The linear design of the prison makes this necessary and would not be an issue with a more modern correctional facility, he said.

The prison faces ongoing issues with both water and sewer systems, Donat said.

State Archivist Guy Rocha said it may be time for the prison to close, although a phased-in approach would be preferable to an emergency shutdown to lessen the impact on employees and the community.

“It is old,” he said. “It serves better as an example of how we used to do our business than how we should be doing it now. It’s not the correctional facility we should have in the 21st century.”

Rocha said the state prison system and the capital are inextricably linked. Other than the post office, which opened in 1858, the prison is the earliest example of a functioning government in Nevada.

Kevin Ranft, a correctional officer at the Northern Nevada Correctional Center and regional vice president of the American Federation of State, County and Municipal Employees Local 4041, said it is the close link between the prison and the Carson community that is of concern to department employees.

If the prison must close, then the next prison project should be in the Carson area to replace it, Ranft said. The next prison in the planning stages is scheduled to be built in Southern Nevada, he said, but state-owned property is available for prison construction in the capital.

“We want to prevent any layoffs and prevent any harm to the Carson economy. People signed on with the department to build a career and provide for their families.”

Skolnik proposed closing the prison as a way to help the state balance its budget this fiscal year, which started July 1. Shutting the prison down and relocating inmates would take about six months to accomplish.

It would save about $19 million a year.

But members of the Legislature, who met in a special session June 27 to come up with $275 million in the latest round of budget cuts, balked at the proposal.

Assemblywoman Sheila Leslie, D-Reno, said such a major policy decision would require more evaluation before it could be considered.

Greg Smith, a spokesman for the department, said the prison’s closure will remain on the table if further budget cuts are required in the 2009-11 budget being developed by Gibbons.
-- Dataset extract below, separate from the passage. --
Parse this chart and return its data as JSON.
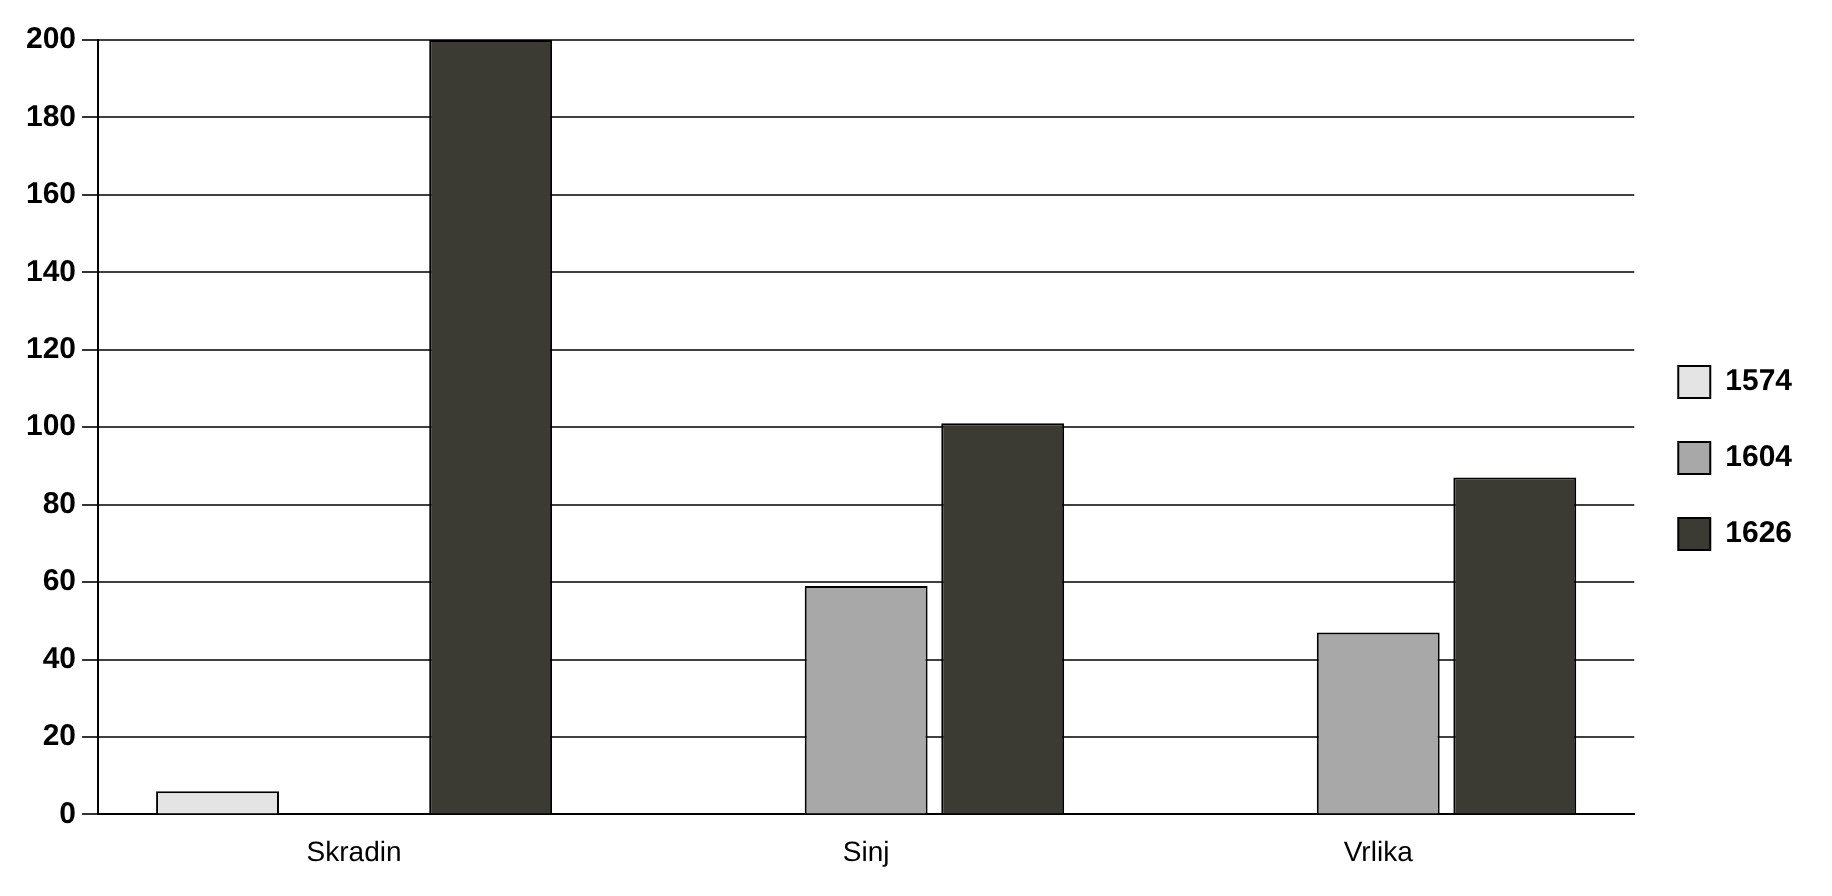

Further cuts are expected because state tax revenues are not projected to recover anytime soon.

The agency has cut $85 million out of its budget already, and few options are left to reduce spending further, he said, short of closing a facility.
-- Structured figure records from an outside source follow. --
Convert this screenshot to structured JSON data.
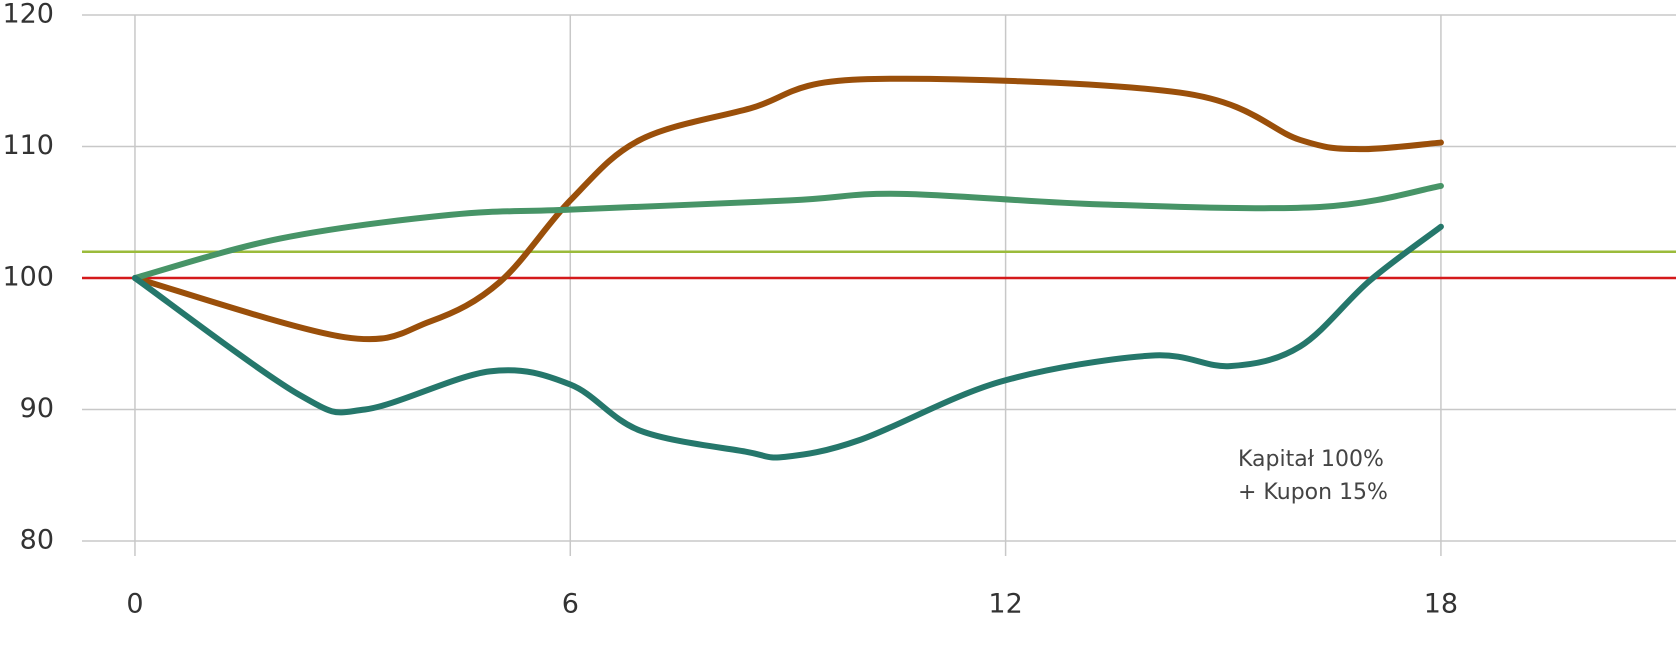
{
  "chart_data": {
    "type": "line",
    "xlim": [
      -0.73,
      21.24
    ],
    "xticks": [
      0,
      6,
      12,
      18
    ],
    "ylim": [
      80,
      120
    ],
    "yticks": [
      80,
      90,
      100,
      110,
      120
    ],
    "grid": true,
    "hlines": [
      {
        "value": 100,
        "color": "#d4191b"
      },
      {
        "value": 102,
        "color": "#9bbb3b"
      }
    ],
    "series": [
      {
        "color": "#9a4f0a",
        "x": [
          0,
          2.89,
          4.07,
          5.03,
          6.0,
          6.96,
          8.48,
          10.0,
          14.4,
          16.06,
          16.88,
          18
        ],
        "values": [
          100,
          95.5,
          96.7,
          99.7,
          105.9,
          110.5,
          112.9,
          115.1,
          114.1,
          110.5,
          109.8,
          110.3
        ]
      },
      {
        "color": "#479467",
        "x": [
          0,
          2.0,
          4.34,
          6.0,
          9.03,
          10.54,
          13.3,
          16.33,
          18
        ],
        "values": [
          100,
          103.0,
          104.8,
          105.2,
          105.9,
          106.4,
          105.6,
          105.4,
          107.0
        ]
      },
      {
        "color": "#25776b",
        "x": [
          0,
          2.27,
          3.17,
          4.89,
          6.0,
          6.96,
          8.41,
          8.96,
          10.0,
          11.92,
          14.0,
          15.09,
          16.06,
          17.02,
          18
        ],
        "values": [
          100,
          91.1,
          90.0,
          92.9,
          91.9,
          88.4,
          86.8,
          86.4,
          87.7,
          92.1,
          94.1,
          93.3,
          94.8,
          99.8,
          103.9
        ]
      }
    ],
    "annotation": [
      "Kapitał 100%",
      "+ Kupon 15%"
    ]
  }
}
Two facilities already have been closed as part of the agency’s budget cuts: the Southern Nevada Correctional Center at Jean, and the Silver Springs Conservation Camp east of the capital.

And there are plans now to close just one prison unit at the Nevada State Prison to balance this year’s Corrections Department budget. The unit houses 52 inmates and has eight officers overseeing it.

For 100 years of statehood, the Nevada State Prison was the only prison in Nevada. The second major prison was built in the capital in 1964 and is now the Northern Nevada Correctional Center. The third major prison, and the first in Southern Nevada, was the Southern Nevada Correctional Center, built in 1977.

State Historic Preservation Officer Ron James said if the Nevada State Prison ever does close, it has the potential to draw tourism to the area.

“Territorial prisons are often big draws,” he said. “There is a constituency out there that likes to go to the Big House. The older the Big House the better. Territorial prisons have all the mystery of the Wild West.”